Solitary Pulmonary Lung Nodules
Lung nodules must be thoroughly evaluated, diagnosed, and treated appropriately. Even if the nodule presents no immediate threat, it must be regularly monitored for any change.
Our expert radiologists, physicians, and surgeons will then assess the results of your tests and make recommendations for your care.
Is the nodule cancerous?
Solitary Pulmonary Lung Nodule Clinic staff use the following creteria to determine if a lung nodule is diseased:
- Nodule growth rate: Nodules that take between one month and one year to double in size may be malignant (cancerous). Nodules that take less than one month or more than one year to double in size tend to be benign.
- Nodule borders: Malignant nodules have irregular, elongated borders. Benign nodules have well-defined borders.

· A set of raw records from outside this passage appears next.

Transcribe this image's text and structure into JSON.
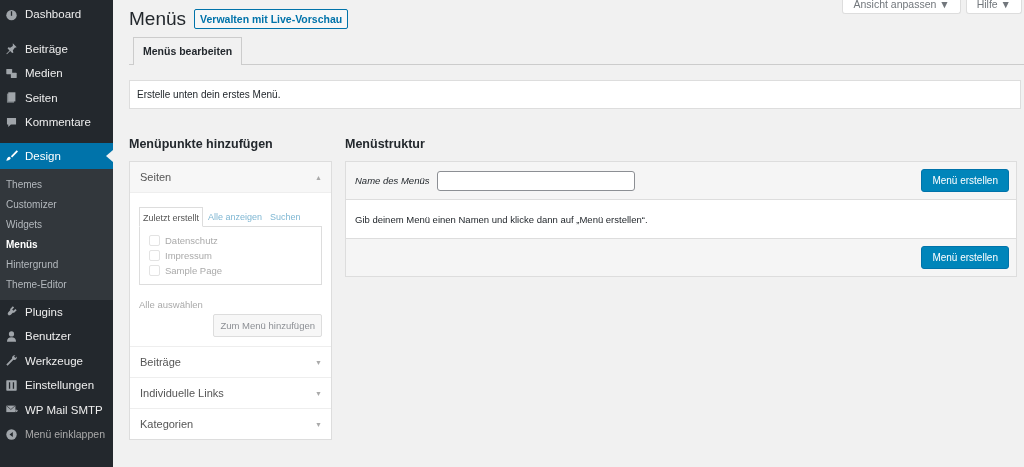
{
  "sidebar": {
    "items": [
      {
        "label": "Dashboard",
        "selected": false
      },
      {
        "label": "Beiträge",
        "selected": false
      },
      {
        "label": "Medien",
        "selected": false
      },
      {
        "label": "Seiten",
        "selected": false
      },
      {
        "label": "Kommentare",
        "selected": false
      },
      {
        "label": "Design",
        "selected": true,
        "children": [
          {
            "label": "Themes",
            "selected": false
          },
          {
            "label": "Customizer",
            "selected": false
          },
          {
            "label": "Widgets",
            "selected": false
          },
          {
            "label": "Menüs",
            "selected": true
          },
          {
            "label": "Hintergrund",
            "selected": false
          },
          {
            "label": "Theme-Editor",
            "selected": false
          }
        ]
      },
      {
        "label": "Plugins",
        "selected": false
      },
      {
        "label": "Benutzer",
        "selected": false
      },
      {
        "label": "Werkzeuge",
        "selected": false
      },
      {
        "label": "Einstellungen",
        "selected": false
      },
      {
        "label": "WP Mail SMTP",
        "selected": false
      }
    ],
    "collapse": "Menü einklappen"
  },
  "screen_options": [
    {
      "label": "Ansicht anpassen",
      "caret": "▼"
    },
    {
      "label": "Hilfe",
      "caret": "▼"
    }
  ],
  "title": "Menüs",
  "live_preview_button": "Verwalten mit Live-Vorschau",
  "tabs": [
    {
      "label": "Menüs bearbeiten",
      "selected": true
    }
  ],
  "notice": "Erstelle unten dein erstes Menü.",
  "add_items": {
    "heading": "Menüpunkte hinzufügen",
    "sections": [
      {
        "title": "Seiten",
        "expanded": true,
        "arrow": "▲",
        "subtabs": [
          {
            "label": "Zuletzt erstellt",
            "selected": true
          },
          {
            "label": "Alle anzeigen",
            "selected": false
          },
          {
            "label": "Suchen",
            "selected": false
          }
        ],
        "pages": [
          {
            "label": "Datenschutz",
            "checked": false
          },
          {
            "label": "Impressum",
            "checked": false
          },
          {
            "label": "Sample Page",
            "checked": false
          }
        ],
        "select_all": "Alle auswählen",
        "add_button": "Zum Menü hinzufügen"
      },
      {
        "title": "Beiträge",
        "expanded": false,
        "arrow": "▼"
      },
      {
        "title": "Individuelle Links",
        "expanded": false,
        "arrow": "▼"
      },
      {
        "title": "Kategorien",
        "expanded": false,
        "arrow": "▼"
      }
    ]
  },
  "structure": {
    "heading": "Menüstruktur",
    "name_label": "Name des Menüs",
    "create_button": "Menü erstellen",
    "hint": "Gib deinem Menü einen Namen und klicke dann auf „Menü erstellen“.",
    "create_button_bottom": "Menü erstellen"
  }
}
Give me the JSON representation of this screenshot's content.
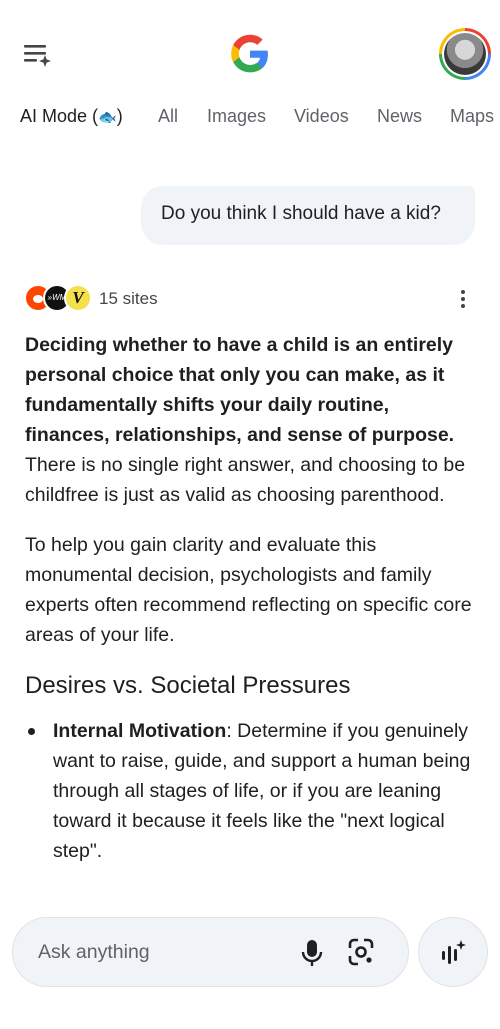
{
  "header": {
    "menu_icon": "menu-sparkle-icon",
    "logo_icon": "google-g-logo",
    "avatar_icon": "account-avatar"
  },
  "tabs": [
    {
      "label": "AI Mode (",
      "suffix": ")",
      "active": true
    },
    {
      "label": "All"
    },
    {
      "label": "Images"
    },
    {
      "label": "Videos"
    },
    {
      "label": "News"
    },
    {
      "label": "Maps"
    }
  ],
  "user_query": "Do you think I should have a kid?",
  "sources": {
    "count_label": "15 sites",
    "icons": [
      "reddit-icon",
      "site-icon",
      "v-site-icon"
    ],
    "v_letter": "V",
    "black_text": "»WM"
  },
  "answer": {
    "p1_bold": "Deciding whether to have a child is an entirely personal choice that only you can make, as it fundamentally shifts your daily routine, finances, relationships, and sense of purpose.",
    "p1_rest": " There is no single right answer, and choosing to be childfree is just as valid as choosing parenthood.",
    "p2": "To help you gain clarity and evaluate this monumental decision, psychologists and family experts often recommend reflecting on specific core areas of your life.",
    "heading": "Desires vs. Societal Pressures",
    "bullet1_bold": "Internal Motivation",
    "bullet1_rest": ": Determine if you genuinely want to raise, guide, and support a human being through all stages of life, or if you are leaning toward it because it feels like the \"next logical step\"."
  },
  "input": {
    "placeholder": "Ask anything",
    "mic_icon": "mic-icon",
    "lens_icon": "lens-icon",
    "live_icon": "live-voice-icon"
  },
  "colors": {
    "google_blue": "#4285f4",
    "google_red": "#ea4335",
    "google_yellow": "#fbbc05",
    "google_green": "#34a853",
    "bubble_bg": "#f0f4f9"
  }
}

- Nodule size: Small nodules (less than two centimeters) tend to be benign. Larger nodules (greater than two centimeters) have a greater likelihood of malignancy.

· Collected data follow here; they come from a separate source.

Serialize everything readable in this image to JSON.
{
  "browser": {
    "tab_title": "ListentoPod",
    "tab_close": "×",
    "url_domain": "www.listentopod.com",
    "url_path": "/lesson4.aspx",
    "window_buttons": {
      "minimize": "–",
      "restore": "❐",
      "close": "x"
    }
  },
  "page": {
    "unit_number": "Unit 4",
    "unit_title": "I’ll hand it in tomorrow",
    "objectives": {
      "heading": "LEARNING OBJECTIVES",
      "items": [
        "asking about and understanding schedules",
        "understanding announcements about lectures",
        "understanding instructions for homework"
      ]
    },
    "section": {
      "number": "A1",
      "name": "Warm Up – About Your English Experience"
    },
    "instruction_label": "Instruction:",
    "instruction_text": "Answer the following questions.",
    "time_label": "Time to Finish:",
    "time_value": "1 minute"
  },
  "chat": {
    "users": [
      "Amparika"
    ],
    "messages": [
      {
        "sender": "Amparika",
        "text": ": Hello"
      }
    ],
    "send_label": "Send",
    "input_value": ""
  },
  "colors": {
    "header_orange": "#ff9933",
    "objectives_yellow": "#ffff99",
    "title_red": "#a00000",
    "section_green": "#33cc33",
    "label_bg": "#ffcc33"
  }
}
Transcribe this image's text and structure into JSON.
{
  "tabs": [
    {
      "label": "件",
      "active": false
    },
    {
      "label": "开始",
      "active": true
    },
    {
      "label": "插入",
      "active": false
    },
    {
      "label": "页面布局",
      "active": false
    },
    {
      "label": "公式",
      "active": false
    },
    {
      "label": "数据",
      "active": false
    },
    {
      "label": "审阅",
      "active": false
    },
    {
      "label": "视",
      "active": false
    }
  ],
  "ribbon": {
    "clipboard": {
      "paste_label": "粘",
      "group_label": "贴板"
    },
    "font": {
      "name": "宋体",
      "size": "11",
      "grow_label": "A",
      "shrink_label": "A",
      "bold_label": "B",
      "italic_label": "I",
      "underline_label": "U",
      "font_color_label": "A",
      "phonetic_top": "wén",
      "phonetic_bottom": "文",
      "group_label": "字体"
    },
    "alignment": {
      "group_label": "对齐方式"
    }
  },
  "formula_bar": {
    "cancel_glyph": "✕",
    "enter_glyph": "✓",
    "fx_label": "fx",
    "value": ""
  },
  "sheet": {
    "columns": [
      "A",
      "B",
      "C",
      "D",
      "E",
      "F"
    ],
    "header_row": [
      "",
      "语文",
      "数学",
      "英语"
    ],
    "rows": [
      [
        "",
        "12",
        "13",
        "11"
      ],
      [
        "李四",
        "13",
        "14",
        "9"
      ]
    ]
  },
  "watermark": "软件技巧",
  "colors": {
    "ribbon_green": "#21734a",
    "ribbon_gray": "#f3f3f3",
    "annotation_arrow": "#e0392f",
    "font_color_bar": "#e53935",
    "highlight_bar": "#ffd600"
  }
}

- Calcification: Calcification patterns described as central, popcorn or homogenous are likely benign. Malignant nodules have eccentric calcification.
- If the lung nodule does not pose an immediate concern, we may ask you to return to clinic for follow-up and repeat imaging. At each visit, Solitary Pulmonary Lung Nodule Clinic staff will determine whether the nodule has changed or any new disease is present.

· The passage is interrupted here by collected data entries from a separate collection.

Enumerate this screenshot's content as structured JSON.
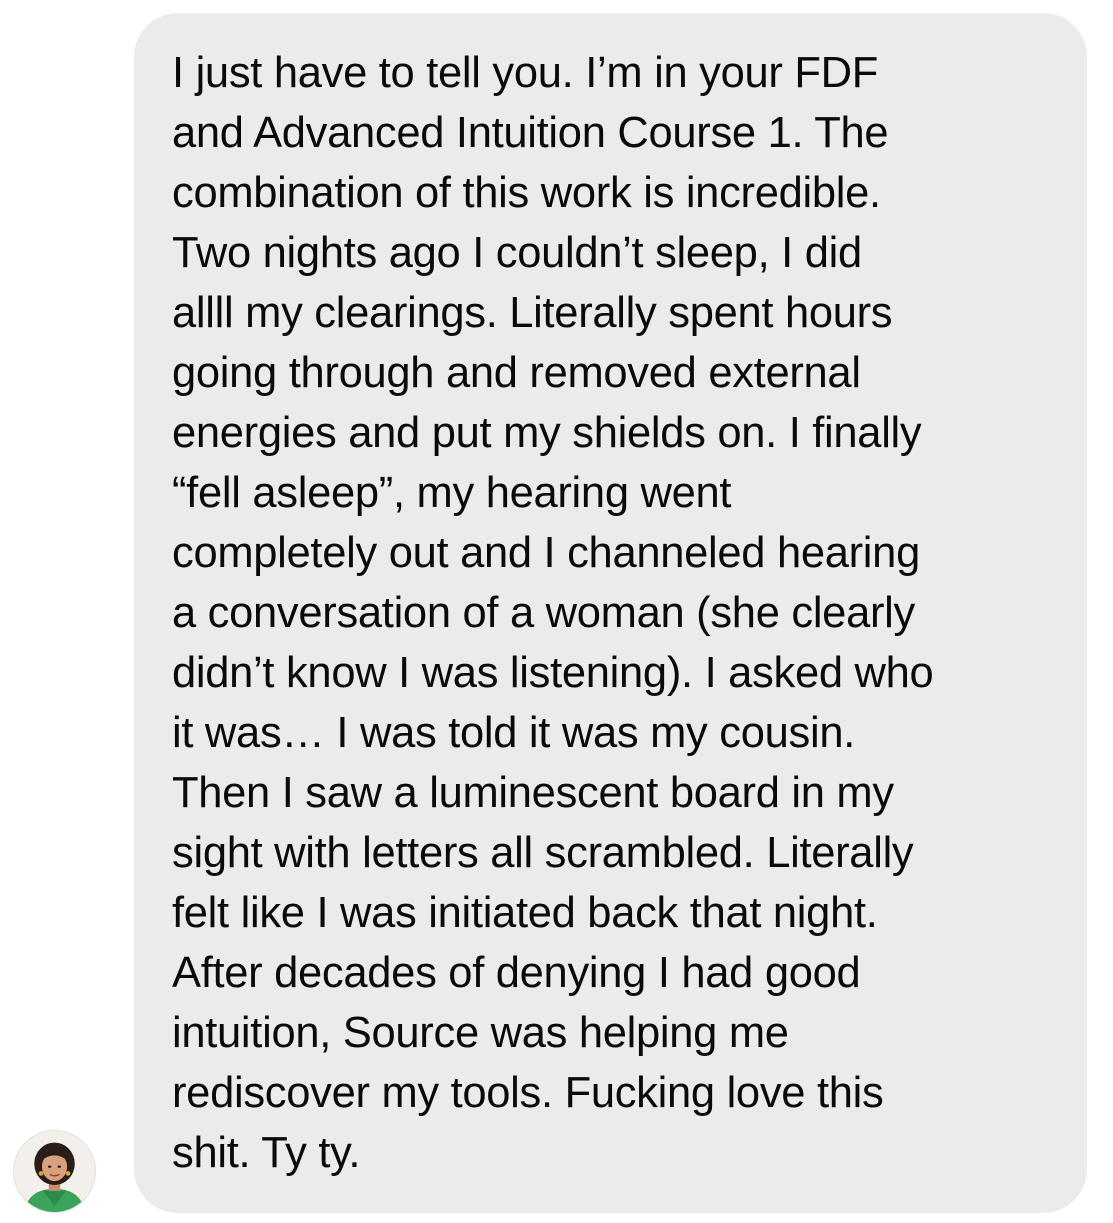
{
  "conversation": {
    "message": {
      "lines": [
        "I just have to tell you. I’m in your FDF",
        "and Advanced Intuition Course 1. The",
        "combination of this work is incredible.",
        "Two nights ago I couldn’t sleep, I did",
        "allll my clearings. Literally spent hours",
        "going through and removed external",
        "energies and put my shields on. I finally",
        "“fell asleep”, my hearing went",
        "completely out and I channeled hearing",
        "a conversation of a woman (she clearly",
        "didn’t know I was listening). I asked who",
        "it was… I was told it was my cousin.",
        "Then I saw a luminescent board in my",
        "sight with letters all scrambled. Literally",
        "felt like I was initiated back that night.",
        "After decades of denying I had good",
        "intuition, Source was helping me",
        "rediscover my tools. Fucking love this",
        "shit. Ty ty."
      ]
    },
    "sender": {
      "avatar_icon": "profile-photo-avatar"
    }
  },
  "colors": {
    "bubble_background": "#ebebeb",
    "text": "#0a0a0a",
    "page_background": "#ffffff"
  }
}
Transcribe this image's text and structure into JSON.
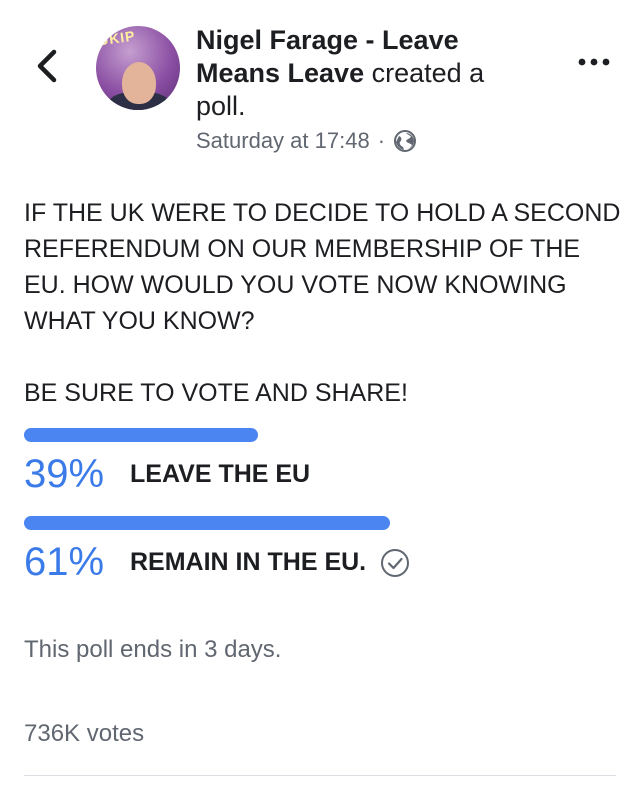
{
  "header": {
    "back_icon": "chevron-left-icon",
    "poster_name": "Nigel Farage - Leave Means Leave",
    "action_text": " created a poll.",
    "timestamp": "Saturday at 17:48",
    "separator": "·",
    "privacy_icon": "globe-icon",
    "more_icon": "more-horizontal-icon",
    "avatar_text": "UKIP"
  },
  "post": {
    "question": "IF THE UK WERE TO DECIDE TO HOLD A SECOND REFERENDUM ON OUR MEMBERSHIP OF THE EU. HOW WOULD YOU VOTE NOW KNOWING WHAT YOU KNOW?",
    "call_to_action": "BE SURE TO VOTE AND SHARE!"
  },
  "poll": {
    "bar_color": "#4a85f1",
    "options": [
      {
        "percent_text": "39%",
        "percent": 39,
        "label": "LEAVE THE EU",
        "selected": false
      },
      {
        "percent_text": "61%",
        "percent": 61,
        "label": "REMAIN IN THE EU.",
        "selected": true
      }
    ],
    "ends_text": "This poll ends in 3 days.",
    "votes_text": "736K votes"
  }
}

- If the lung nodule has changed in size or shows disease, we will make recommendations for the most appropriate treatment plan.
Surgical Treatment for Lung Nodules
UW Health offers numerous surgical treatments for lung disease.
- For patients with concerning solitary pulmonary nodules, our surgeons can perform a number of minimally-invasive procedures to remove them. This can include removing just the nodule, which is called a limited resection. Or, for larger nodules or more centrally-located nodules, removal of more lung tissue may be necessary. This is called a lobectomy. Learn more about surgery for lung cancer
- For patients with pulmonary fibrosis or other lung diseases, alternative treatments may be more appropriate. This is because the disease affects the entire lung, not just one area.